The White House shared a statement from US president Joe Biden on Monday and held its second annual celebration in recognition of Vesak, a Buddhist holiday that celebrates the birth, enlightenment, and passing of the Buddha. The statement from President Biden reads:
Jill and I extend warm wishes to Buddhists in the United States and around the world as they celebrate Vesak. This sacred day is a time to reflect on the Buddha’s teachings, including the need to work for peace and justice, recognize our common humanity, respect and preserve the nature that surrounds us, and cultivate humility and compassion. The Buddha taught that we are but guests visiting this world, and for over 2,500 years, those who adhere to these teachings have enriched and strengthened this world we share. As we mark Vesak, we honor the American Buddhists who contribute so much to our country and advance our common values.
This year’s ceremony at the White House marks its second annual Vesak celebration, with the first held in 2021. According to a press release from the International Buddhist Association of America (IBAA), Second Gentleman Mr. Douglas Emhoff presided over the ceremony along with White House staffers who are committed Buddhists.
In attendance were Wangmo Dixey, President of IBAA, Matt Regan, Ven. Ajahn Thanat Inthisan representing the Theravada tradition of India and South East Asia, Ven. Dr. Jinwol Lee representing the Mahayana school of Korea, and Ven. Khenpo Tsultrim Tenzin representing the Vajrayana tradition of the Himalayan regions. This year, the first bhikkhuni to take part in the ceremony, Venerable Wol, was also in attendance representing the Mahayana school of Korea.

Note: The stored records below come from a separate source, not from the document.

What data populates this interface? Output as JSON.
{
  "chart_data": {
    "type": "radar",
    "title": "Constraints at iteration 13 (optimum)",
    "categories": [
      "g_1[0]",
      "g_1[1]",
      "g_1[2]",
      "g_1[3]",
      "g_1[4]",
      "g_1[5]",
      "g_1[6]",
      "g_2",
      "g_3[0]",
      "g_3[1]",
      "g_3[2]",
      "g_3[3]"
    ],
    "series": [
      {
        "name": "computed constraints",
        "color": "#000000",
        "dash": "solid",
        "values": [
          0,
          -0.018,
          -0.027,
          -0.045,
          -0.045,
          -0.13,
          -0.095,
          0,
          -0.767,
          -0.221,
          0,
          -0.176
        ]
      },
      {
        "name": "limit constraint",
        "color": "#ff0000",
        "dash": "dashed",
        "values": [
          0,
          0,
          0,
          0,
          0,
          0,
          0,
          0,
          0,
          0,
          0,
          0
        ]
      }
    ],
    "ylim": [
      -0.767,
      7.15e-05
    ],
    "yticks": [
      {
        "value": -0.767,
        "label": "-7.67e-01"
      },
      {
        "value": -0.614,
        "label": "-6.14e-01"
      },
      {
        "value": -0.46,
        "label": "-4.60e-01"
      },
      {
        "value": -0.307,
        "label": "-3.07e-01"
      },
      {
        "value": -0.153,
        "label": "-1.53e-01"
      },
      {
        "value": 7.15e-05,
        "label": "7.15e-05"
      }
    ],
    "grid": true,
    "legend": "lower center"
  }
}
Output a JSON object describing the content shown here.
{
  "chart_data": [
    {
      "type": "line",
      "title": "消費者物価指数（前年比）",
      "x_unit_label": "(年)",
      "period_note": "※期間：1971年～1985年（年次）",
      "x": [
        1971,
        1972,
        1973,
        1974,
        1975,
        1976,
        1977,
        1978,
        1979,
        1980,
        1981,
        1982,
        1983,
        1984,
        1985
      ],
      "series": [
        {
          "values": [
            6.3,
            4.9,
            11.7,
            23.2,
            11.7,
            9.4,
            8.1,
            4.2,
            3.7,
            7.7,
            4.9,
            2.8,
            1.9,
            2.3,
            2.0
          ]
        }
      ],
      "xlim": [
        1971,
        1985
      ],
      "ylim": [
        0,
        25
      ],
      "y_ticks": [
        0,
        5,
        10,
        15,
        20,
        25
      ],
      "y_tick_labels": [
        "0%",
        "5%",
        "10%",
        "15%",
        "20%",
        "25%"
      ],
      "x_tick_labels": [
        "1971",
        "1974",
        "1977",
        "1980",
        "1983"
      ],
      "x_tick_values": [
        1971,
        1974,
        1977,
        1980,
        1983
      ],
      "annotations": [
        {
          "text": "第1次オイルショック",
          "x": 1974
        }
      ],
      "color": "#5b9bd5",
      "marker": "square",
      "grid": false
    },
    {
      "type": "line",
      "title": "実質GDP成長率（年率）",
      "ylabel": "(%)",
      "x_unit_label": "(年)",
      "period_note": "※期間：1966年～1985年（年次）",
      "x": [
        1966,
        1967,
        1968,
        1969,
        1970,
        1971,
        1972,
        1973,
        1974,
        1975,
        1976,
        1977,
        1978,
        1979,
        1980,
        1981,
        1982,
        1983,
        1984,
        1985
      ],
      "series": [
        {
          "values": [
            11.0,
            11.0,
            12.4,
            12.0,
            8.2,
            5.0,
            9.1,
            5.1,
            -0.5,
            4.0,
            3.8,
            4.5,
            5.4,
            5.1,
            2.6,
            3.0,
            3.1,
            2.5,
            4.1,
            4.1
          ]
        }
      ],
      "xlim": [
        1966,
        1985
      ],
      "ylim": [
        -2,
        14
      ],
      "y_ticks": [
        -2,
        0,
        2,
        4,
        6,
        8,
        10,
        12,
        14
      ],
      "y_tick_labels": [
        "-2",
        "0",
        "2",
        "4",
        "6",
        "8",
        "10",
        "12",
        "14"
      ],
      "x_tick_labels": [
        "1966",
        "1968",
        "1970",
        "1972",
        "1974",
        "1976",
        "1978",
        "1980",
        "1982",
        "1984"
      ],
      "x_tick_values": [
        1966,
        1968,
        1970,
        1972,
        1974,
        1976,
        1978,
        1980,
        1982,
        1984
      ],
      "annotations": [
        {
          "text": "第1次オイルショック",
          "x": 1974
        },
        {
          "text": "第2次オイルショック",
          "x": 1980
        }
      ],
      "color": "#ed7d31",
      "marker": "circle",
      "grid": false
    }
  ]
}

“It is wonderful to have representatives of all the Buddhist traditions in America gather for a second time in the White House to offer prayers for world peace and inner harmony,” Wangmo Dixey commented in IBAA’s press release. “In these difficult times, it is of great value to be able to gather in this way, not only on behalf of Buddhists in America, but on behalf of Buddhists worldwide and for all sentient beings. I am sure it will be a cause for great celebration and happiness in communities all over the globe.”